The style of the Pilate chapters, with its majestic rhetoric and almost transcendental irony, is the skin covering the muscle of Bulgakov’s scholarship. These chapters are a tour de force, and represent Bulgakov the mystificator at his most dazzling, as well as the amateur historian. While Bulgakov sprinkles parodistic echoes from the Gospels throughout the Moscow narrative, he scrupulously strips away everything that can be called messianic or mythic from the Pilate chapters, leaving us with a pitiful yet compelling Yeshua, who is historically plausible.

I admit to having completely missed every such “parodistic echo” in the Moscow chapters, despite eight years of Catholic School, but it hardly mattered.
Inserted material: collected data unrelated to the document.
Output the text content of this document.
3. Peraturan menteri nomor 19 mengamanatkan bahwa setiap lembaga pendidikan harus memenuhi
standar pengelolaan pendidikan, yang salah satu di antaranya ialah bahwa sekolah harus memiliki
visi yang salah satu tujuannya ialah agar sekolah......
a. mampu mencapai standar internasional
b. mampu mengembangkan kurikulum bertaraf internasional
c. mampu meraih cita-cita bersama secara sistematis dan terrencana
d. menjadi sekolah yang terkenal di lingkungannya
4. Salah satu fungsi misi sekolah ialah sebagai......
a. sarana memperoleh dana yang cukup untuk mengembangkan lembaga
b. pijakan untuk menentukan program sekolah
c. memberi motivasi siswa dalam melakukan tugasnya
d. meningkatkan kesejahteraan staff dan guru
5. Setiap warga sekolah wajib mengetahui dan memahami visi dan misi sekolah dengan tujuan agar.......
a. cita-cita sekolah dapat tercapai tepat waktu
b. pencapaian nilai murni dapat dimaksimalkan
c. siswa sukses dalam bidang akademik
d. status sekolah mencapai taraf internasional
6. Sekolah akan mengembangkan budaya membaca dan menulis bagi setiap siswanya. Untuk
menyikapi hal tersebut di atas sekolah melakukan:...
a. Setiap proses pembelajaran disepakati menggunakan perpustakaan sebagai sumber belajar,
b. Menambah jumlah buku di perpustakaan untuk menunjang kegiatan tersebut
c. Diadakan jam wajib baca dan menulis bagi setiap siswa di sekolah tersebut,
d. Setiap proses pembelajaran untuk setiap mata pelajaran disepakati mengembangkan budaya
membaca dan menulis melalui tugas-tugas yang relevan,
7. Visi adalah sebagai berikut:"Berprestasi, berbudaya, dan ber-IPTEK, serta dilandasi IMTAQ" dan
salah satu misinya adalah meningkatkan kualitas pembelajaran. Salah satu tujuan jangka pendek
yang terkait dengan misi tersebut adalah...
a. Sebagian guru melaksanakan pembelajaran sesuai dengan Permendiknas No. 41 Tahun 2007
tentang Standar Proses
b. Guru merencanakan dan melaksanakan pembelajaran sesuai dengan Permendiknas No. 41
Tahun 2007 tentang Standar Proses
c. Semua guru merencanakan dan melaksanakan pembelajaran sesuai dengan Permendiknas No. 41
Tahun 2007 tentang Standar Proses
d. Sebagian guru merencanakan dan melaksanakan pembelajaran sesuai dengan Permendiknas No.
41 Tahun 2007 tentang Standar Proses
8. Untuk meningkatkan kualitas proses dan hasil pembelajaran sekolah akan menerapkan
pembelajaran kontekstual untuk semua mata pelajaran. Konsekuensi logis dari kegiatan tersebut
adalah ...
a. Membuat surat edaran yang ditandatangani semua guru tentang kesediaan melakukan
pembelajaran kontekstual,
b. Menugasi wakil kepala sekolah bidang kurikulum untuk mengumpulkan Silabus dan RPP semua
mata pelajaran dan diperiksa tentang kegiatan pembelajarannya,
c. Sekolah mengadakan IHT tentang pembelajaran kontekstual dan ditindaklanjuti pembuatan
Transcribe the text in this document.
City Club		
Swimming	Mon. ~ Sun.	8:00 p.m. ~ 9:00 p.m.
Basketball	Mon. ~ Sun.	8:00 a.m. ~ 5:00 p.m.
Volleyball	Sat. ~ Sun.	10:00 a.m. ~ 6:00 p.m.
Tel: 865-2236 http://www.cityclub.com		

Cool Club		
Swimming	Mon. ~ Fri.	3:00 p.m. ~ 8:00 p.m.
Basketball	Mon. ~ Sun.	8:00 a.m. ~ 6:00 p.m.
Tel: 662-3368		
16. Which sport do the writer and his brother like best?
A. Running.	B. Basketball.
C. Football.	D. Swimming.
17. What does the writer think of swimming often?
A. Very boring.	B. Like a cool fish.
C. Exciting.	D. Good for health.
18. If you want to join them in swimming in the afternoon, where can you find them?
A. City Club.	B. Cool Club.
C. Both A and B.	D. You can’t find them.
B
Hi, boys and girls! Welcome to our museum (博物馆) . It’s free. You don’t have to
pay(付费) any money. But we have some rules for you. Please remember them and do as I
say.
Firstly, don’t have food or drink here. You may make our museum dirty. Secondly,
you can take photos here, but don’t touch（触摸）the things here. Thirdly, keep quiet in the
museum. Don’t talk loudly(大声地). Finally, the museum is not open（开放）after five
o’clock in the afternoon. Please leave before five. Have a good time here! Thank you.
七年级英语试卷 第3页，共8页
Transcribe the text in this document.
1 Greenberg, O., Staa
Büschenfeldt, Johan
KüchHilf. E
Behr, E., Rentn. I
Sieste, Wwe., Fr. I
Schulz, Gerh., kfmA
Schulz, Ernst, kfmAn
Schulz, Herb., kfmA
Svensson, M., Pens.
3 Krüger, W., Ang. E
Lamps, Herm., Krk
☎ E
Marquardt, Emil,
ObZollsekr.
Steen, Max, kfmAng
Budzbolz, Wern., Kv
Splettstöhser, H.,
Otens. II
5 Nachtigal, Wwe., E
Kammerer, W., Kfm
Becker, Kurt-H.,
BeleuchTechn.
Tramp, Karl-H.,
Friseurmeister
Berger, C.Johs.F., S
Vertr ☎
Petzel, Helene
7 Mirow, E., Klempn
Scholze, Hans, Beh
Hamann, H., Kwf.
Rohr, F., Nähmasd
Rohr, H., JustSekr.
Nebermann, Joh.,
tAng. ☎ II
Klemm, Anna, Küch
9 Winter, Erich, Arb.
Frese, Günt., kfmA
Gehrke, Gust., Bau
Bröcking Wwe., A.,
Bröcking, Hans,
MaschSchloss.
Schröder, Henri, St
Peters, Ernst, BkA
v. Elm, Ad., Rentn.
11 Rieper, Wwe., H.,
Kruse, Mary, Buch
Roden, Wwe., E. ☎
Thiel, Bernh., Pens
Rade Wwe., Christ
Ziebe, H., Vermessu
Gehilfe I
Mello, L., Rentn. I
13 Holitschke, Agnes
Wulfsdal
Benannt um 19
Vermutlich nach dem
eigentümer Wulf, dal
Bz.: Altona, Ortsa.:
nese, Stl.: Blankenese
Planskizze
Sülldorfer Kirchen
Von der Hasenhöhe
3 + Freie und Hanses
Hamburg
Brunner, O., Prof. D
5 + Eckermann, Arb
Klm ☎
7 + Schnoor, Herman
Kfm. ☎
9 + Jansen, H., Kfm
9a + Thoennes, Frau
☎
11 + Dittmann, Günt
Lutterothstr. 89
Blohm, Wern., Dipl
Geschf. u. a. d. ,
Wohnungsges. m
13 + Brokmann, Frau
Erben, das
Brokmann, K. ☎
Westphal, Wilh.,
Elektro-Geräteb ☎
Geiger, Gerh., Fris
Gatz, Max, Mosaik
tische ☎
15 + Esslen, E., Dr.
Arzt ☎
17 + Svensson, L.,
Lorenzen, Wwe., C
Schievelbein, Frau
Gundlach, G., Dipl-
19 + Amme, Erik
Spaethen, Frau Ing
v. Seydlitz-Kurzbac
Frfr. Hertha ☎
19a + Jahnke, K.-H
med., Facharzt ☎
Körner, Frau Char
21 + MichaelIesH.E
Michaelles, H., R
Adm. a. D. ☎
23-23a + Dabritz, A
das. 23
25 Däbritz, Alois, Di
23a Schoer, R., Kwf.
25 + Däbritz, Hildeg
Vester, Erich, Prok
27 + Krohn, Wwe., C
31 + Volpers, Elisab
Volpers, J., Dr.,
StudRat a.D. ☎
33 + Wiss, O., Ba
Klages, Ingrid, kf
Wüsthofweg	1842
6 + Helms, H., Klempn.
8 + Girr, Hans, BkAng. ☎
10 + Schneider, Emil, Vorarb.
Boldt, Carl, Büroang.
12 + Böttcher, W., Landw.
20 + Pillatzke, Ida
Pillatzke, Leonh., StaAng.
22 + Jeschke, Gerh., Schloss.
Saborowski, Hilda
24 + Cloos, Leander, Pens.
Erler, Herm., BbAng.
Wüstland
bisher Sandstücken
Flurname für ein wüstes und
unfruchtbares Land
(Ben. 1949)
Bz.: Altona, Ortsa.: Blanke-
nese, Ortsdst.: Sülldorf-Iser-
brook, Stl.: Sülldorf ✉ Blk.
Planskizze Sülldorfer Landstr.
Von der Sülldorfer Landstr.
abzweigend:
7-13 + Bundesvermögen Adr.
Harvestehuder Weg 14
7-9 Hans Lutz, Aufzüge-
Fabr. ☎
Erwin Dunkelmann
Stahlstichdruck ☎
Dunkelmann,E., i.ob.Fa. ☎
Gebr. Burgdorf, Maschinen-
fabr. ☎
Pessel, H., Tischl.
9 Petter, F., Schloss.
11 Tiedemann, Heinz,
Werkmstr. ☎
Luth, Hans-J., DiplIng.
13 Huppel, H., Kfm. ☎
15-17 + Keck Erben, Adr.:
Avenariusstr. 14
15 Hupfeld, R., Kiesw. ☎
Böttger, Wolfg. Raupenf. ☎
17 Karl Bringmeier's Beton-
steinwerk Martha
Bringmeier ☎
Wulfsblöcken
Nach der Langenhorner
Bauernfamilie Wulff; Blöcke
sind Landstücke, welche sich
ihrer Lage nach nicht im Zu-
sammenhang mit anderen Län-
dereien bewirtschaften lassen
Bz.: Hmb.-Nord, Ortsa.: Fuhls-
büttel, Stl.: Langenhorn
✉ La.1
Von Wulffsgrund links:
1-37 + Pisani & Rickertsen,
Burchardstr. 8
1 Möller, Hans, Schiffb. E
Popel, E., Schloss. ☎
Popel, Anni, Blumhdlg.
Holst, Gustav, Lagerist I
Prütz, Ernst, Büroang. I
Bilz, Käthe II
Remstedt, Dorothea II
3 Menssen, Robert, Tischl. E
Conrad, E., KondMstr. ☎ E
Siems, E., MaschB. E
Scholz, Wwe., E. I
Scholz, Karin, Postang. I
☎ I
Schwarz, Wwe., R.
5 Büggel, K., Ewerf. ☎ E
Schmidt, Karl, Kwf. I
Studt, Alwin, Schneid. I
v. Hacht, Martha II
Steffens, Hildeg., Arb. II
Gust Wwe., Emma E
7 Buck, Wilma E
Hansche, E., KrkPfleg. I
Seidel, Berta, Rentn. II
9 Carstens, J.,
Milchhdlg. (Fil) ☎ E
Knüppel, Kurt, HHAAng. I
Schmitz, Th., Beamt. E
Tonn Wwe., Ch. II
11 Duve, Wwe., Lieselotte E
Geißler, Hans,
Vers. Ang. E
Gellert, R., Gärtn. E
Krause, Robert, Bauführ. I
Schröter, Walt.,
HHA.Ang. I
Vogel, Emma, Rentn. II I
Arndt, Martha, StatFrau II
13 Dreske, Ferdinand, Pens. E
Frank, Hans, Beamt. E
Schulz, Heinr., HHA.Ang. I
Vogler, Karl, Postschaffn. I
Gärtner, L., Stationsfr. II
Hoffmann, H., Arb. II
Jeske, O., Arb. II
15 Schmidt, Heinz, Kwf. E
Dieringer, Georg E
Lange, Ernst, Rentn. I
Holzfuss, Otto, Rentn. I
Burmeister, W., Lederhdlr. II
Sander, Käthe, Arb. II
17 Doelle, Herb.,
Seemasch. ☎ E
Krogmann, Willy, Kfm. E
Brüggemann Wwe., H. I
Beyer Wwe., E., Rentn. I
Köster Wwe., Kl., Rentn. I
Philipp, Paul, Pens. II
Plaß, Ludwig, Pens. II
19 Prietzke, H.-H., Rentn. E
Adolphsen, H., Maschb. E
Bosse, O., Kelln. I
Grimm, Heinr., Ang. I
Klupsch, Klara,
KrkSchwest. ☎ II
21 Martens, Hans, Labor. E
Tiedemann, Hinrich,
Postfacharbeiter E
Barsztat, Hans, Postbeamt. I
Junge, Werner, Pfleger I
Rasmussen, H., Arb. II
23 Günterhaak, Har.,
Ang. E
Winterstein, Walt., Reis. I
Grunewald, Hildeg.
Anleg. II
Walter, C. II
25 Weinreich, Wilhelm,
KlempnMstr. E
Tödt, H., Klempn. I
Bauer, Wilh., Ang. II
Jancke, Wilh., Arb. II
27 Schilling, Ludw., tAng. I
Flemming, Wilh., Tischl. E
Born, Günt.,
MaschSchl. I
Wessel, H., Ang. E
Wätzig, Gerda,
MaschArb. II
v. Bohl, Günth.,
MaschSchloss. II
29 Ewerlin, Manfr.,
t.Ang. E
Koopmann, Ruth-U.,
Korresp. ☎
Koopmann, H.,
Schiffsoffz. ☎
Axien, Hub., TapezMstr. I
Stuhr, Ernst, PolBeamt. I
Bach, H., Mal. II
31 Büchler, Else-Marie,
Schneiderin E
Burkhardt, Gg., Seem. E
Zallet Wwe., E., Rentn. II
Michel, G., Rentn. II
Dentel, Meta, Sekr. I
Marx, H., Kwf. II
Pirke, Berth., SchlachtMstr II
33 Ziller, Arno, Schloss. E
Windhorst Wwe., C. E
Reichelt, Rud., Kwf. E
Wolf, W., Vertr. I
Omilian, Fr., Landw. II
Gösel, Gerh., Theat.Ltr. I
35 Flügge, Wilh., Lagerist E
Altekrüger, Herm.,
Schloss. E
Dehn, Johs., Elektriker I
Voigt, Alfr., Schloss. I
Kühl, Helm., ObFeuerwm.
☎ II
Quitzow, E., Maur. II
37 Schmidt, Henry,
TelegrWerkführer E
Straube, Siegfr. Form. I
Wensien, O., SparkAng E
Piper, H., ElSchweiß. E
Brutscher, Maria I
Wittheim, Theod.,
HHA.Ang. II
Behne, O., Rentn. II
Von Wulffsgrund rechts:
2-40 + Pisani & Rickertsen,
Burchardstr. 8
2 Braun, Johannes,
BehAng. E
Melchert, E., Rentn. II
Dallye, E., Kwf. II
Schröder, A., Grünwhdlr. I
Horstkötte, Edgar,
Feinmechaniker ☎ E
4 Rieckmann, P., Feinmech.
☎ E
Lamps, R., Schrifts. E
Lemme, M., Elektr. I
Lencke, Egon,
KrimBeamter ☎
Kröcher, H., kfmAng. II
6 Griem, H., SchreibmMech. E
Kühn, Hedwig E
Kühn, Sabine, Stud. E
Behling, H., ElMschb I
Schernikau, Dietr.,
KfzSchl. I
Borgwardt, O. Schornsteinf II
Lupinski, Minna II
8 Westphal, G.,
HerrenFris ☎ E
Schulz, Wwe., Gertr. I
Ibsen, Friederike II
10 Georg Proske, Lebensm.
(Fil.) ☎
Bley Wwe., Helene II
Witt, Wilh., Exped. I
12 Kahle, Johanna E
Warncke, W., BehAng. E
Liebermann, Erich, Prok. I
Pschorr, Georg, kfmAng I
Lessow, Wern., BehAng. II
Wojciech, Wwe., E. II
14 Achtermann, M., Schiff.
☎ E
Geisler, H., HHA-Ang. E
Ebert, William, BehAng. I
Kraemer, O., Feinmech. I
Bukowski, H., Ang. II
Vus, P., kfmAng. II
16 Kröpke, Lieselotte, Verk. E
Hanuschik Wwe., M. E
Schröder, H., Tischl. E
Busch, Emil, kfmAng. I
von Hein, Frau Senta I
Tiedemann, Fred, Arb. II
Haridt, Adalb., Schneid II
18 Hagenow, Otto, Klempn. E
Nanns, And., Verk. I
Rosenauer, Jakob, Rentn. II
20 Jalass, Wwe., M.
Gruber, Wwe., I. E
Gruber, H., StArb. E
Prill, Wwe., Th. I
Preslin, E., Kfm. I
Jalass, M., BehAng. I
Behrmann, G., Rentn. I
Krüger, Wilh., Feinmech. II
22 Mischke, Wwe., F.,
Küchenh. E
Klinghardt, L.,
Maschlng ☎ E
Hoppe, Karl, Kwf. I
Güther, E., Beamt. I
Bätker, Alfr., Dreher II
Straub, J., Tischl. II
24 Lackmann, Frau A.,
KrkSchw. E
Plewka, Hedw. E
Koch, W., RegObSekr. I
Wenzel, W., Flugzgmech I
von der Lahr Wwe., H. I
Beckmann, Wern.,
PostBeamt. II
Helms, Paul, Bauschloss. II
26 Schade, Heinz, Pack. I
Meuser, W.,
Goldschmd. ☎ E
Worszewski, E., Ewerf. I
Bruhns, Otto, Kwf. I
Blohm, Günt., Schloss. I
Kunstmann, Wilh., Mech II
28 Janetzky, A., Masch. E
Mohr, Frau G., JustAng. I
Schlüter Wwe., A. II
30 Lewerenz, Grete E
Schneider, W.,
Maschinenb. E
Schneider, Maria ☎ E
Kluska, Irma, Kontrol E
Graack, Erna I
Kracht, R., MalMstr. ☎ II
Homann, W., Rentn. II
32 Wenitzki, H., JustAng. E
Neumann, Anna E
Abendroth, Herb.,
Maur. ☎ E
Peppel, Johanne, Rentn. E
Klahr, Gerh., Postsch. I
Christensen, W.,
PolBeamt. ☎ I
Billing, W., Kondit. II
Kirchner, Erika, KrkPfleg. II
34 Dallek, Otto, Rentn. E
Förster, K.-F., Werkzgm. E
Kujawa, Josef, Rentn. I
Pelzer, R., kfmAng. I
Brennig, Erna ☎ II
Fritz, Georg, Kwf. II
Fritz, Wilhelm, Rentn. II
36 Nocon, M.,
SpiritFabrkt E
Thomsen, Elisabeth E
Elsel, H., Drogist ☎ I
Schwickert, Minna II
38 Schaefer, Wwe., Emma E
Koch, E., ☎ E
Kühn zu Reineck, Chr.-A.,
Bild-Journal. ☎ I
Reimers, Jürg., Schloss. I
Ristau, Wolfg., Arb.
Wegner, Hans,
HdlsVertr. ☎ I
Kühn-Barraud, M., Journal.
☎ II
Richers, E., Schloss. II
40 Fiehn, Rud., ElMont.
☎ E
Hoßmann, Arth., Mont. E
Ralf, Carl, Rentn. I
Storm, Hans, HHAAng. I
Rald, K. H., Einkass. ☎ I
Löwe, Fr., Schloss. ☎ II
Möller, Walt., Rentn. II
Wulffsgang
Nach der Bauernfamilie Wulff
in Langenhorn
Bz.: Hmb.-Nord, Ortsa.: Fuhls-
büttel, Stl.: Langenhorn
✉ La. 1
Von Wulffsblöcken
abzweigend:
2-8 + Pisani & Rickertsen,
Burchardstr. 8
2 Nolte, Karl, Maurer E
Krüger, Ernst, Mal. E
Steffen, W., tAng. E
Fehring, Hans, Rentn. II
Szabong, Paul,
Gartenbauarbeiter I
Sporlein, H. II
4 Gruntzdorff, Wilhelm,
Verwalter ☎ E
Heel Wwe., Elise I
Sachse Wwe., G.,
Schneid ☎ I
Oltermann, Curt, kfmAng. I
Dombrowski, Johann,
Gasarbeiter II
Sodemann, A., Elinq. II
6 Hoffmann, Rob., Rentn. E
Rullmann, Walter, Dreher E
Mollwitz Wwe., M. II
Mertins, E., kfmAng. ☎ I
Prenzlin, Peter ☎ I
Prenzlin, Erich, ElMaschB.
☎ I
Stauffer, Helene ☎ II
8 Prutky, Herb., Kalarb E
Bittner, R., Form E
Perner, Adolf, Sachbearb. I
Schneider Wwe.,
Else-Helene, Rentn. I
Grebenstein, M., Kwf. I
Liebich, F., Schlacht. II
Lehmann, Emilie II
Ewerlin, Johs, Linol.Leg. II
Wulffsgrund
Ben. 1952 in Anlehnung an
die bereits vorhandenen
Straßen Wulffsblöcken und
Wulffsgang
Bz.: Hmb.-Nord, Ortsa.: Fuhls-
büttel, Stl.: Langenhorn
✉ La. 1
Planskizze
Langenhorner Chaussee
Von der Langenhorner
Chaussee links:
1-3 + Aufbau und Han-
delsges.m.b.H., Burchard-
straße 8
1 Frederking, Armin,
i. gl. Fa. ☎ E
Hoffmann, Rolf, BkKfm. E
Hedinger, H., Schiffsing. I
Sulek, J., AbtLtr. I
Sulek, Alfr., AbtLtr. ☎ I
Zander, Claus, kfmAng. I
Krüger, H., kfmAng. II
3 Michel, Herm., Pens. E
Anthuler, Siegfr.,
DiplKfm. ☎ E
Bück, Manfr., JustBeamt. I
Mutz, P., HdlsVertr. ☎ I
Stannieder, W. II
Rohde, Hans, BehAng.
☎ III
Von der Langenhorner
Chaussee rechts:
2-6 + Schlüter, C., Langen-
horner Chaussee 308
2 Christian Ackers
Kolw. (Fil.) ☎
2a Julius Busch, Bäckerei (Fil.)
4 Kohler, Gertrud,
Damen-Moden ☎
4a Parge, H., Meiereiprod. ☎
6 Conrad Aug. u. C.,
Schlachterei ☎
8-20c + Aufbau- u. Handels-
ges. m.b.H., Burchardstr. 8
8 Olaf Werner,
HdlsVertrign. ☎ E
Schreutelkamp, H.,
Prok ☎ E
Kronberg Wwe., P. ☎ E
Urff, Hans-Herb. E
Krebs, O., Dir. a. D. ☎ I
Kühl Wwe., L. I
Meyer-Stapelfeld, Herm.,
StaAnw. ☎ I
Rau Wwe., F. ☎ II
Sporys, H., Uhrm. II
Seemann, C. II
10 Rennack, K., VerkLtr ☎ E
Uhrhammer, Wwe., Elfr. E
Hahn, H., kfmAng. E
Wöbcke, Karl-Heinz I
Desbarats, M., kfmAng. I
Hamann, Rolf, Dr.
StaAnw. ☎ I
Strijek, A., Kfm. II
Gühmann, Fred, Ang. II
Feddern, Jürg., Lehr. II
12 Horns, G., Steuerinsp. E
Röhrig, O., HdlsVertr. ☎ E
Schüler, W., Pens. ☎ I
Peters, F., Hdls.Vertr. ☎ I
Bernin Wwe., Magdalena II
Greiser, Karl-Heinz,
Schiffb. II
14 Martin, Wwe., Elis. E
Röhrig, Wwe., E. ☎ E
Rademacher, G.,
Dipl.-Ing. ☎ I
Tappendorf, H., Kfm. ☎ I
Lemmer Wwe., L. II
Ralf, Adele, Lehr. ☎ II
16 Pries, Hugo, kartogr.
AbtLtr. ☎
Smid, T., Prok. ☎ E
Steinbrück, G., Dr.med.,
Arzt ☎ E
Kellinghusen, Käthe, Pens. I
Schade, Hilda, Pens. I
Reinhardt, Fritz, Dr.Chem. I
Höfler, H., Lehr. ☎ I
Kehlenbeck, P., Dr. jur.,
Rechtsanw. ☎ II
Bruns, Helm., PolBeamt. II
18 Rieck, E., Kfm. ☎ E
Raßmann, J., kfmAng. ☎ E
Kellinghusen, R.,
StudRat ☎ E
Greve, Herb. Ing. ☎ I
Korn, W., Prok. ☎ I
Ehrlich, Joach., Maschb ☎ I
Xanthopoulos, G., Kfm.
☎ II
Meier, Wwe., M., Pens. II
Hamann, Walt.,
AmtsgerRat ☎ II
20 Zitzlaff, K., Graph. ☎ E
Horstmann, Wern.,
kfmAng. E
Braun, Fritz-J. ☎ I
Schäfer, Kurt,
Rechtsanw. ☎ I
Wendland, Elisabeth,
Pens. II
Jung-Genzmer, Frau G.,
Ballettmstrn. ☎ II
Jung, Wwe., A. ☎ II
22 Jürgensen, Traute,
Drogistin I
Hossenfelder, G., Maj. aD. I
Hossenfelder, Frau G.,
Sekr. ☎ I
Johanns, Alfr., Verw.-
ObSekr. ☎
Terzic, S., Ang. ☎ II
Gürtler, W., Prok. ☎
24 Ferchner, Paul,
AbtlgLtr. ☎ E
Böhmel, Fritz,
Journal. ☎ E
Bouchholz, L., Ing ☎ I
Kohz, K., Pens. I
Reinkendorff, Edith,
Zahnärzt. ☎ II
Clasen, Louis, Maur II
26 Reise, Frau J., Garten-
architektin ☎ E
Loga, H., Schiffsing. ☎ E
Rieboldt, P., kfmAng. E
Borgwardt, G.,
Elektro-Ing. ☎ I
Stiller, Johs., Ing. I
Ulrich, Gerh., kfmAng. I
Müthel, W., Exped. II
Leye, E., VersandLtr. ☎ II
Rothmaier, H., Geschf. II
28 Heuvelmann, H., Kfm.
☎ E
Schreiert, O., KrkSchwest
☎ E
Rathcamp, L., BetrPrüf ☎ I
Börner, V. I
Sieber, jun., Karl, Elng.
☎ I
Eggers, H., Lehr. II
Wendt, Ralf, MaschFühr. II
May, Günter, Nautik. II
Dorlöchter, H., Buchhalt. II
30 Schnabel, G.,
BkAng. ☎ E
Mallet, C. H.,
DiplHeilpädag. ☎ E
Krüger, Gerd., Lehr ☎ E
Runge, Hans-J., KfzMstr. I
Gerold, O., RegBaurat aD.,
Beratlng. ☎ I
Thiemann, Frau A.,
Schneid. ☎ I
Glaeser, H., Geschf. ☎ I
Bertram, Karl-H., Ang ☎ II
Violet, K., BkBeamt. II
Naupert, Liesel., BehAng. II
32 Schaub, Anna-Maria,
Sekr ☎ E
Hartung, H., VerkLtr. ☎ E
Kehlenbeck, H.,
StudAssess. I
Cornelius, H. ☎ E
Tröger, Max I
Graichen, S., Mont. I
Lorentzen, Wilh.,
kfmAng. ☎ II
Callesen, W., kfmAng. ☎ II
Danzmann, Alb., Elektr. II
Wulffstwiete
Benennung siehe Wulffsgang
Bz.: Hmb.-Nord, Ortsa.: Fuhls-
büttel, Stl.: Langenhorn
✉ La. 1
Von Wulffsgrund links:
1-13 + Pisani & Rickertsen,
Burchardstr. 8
This book is like a gigantic feast, and you’d have to spend quite a bit of time studying it before you could even begin to understand everything that Bulgakov is up to.

The last 50 pages of The Master and Margarita provide a series of “wrapping up” chapters that are vaguely anti-climactic. They’re very mythic—characters riding horses into the heavens and such—but they also have a kind of comic-book feel as well. I could almost imagine the page layouts and the four-color process. Bulgakov didn’t finish The Master and Margarita until just before his death, and you could almost feel him holding on to the novel for as long as he could, just as he might have held on to his life. It was not published until 1966, almost 30 years after the author’s death and is apparently quite popular in Russia to this day. The Russians have even attempted to film it a couple of times, which is a fool’s errand if ever there was one. But it’s not hard to understand why they would want to.